Настасья – жена-то его – объясняет, что никогда покойник ни про какие такие камешки не говаривал. Шкатулку вот дарил ей, когда ещё женихом был. Большую шкатулку, малахитову. Много в ей добренького, а таких камешков нету. Не видывала.
Стали те камешки из мёртвой Степановой руки доставать, а они и рассыпались в пыль. Так и не дознались в ту пору, откуда они у Степана были. Копались потом на Красногорке. Ну, руда и руда, бурая с медным блеском. Потом уж кто-то вызнал, что это у Степана слёзы Хозяйки Медной горы были. Не продал их, слышь-ко, никому, тайно от своих сохранял, с ними и смерть принял. А?
Вот она, значит, какая, Медной горы Хозяйка!
Худому с ней встретиться – горе, и доброму – радости мало.


У Настасьи, Степановой-то вдовы, шкатулка малахитова осталась. Со всяким женским прибором. Кольца там, серьги и протча по женскому обряду. Сама Хозяйка Медной горы одарила Степана этой шкатулкой, как он ещё жениться собирался.
Настасья в сиротстве росла, не привыкла к экому-то богатству, да и не шибко любительница была моду выводить. С первых годов, как жили со Степаном, надёвывала, конечно, из этой шкатулки. Только не к душе ей пришлось. Наденет кольцо… Ровно как раз впору, не жмёт, не скатывается, а пойдёт в церкву или в гости куда – замается. Как закованный палец-то, в конце нали[15] посинеет. Серьги повесит – хуже того. Уши так оттянет, что мочки распухнут. А на руку взять – не тяжелее тех, какие Настасья всегда носила. Буски в шесть ли семь рядов только раз и примерила. Как лёд кругом шеи-то, и не согреваются нисколько. На люди те буски вовсе не показывала. Стыдно было.
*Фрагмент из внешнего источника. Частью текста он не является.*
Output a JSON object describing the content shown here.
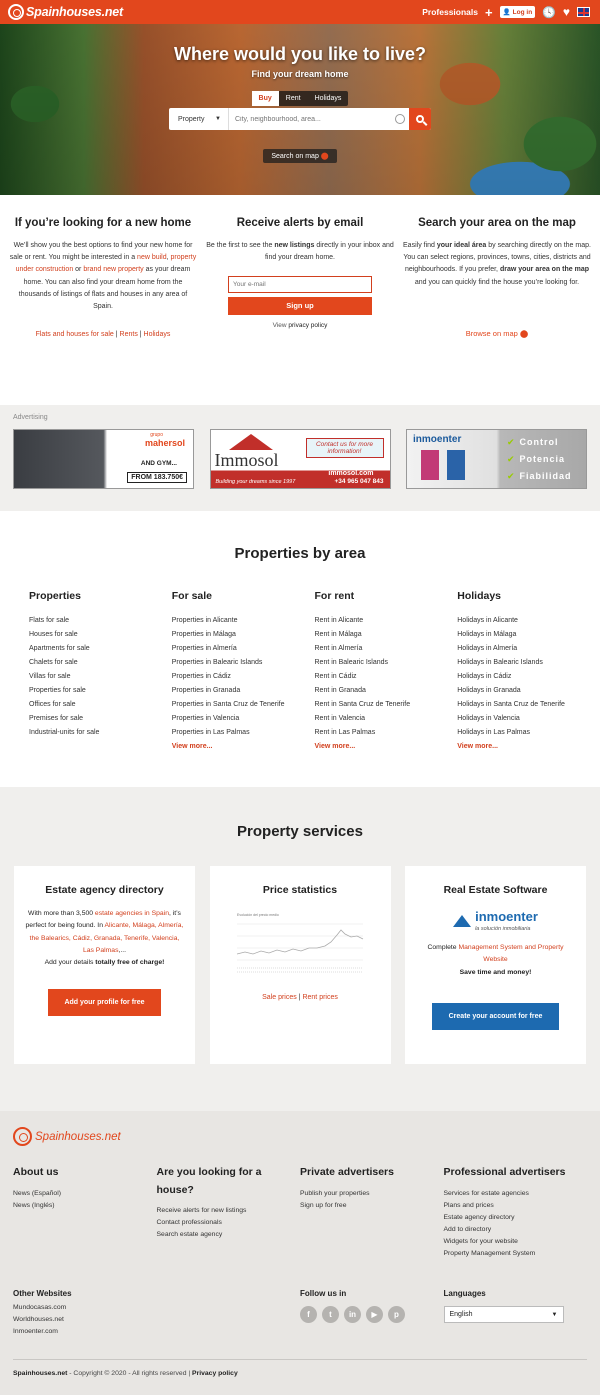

– Ишь, скажут, какая царица в Полевой выискалась!
Степан тоже не понуждал жену носить из этой шкатулки. Раз даже как-то сказал:
– Убери-ко куда от греха подальше.
Настасья и поставила шкатулку в самый нижний сундук, где холсты и протча про запас держит.
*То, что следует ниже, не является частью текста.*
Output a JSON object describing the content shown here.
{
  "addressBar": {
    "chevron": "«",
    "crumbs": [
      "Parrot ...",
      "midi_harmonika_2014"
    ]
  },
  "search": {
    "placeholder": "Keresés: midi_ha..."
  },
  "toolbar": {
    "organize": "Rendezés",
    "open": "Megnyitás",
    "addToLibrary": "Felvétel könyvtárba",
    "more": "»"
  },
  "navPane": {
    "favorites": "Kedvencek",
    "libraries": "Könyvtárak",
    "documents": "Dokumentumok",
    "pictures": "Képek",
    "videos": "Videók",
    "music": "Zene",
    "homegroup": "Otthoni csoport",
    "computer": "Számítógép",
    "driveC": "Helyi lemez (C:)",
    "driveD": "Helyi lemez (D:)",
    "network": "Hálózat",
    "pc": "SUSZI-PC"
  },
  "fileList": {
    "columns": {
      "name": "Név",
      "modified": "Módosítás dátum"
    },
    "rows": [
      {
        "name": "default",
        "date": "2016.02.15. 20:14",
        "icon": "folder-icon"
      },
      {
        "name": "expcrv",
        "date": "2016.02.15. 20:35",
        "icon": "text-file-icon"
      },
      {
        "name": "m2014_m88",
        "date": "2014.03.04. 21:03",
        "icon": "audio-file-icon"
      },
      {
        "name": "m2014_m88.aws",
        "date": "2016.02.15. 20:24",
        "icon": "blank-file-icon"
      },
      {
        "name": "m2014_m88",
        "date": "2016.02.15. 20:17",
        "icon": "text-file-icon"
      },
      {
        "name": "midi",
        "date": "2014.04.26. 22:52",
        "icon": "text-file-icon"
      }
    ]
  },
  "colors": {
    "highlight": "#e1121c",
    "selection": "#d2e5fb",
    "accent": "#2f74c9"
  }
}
Как Степан умер да камешки у него в мёртвой руке оказались, Настасье и причтелось[16] ту шкатулку чужим людям показать. А тот знающий, который про Степановы камешки обсказал, и говорит Настасье потом, как народ схлынул:
– Ты, гляди, не мотни эту шкатулку за пустяк. Больших тысяч она стоит.
Он, этот человек-от, учёной был, тоже из вольных. Ране-то в щегарях[17] ходил, да его отстранили: ослабу-де народу даёт. Ну и винцом не брезговал. Тоже добра кабацка затычка был, не тем будь помянут, покойна головушка. А так во всём правильный. Прошенье написать, пробу смыть, знаки оглядеть – всё по совести делал, не как иные протчие, абы на полштофа сорвать. Кому-кому, а ему всяк поднесёт стаканушку праздничным делом. Так он на нашем заводе и до смерти дожил. Около народа питался.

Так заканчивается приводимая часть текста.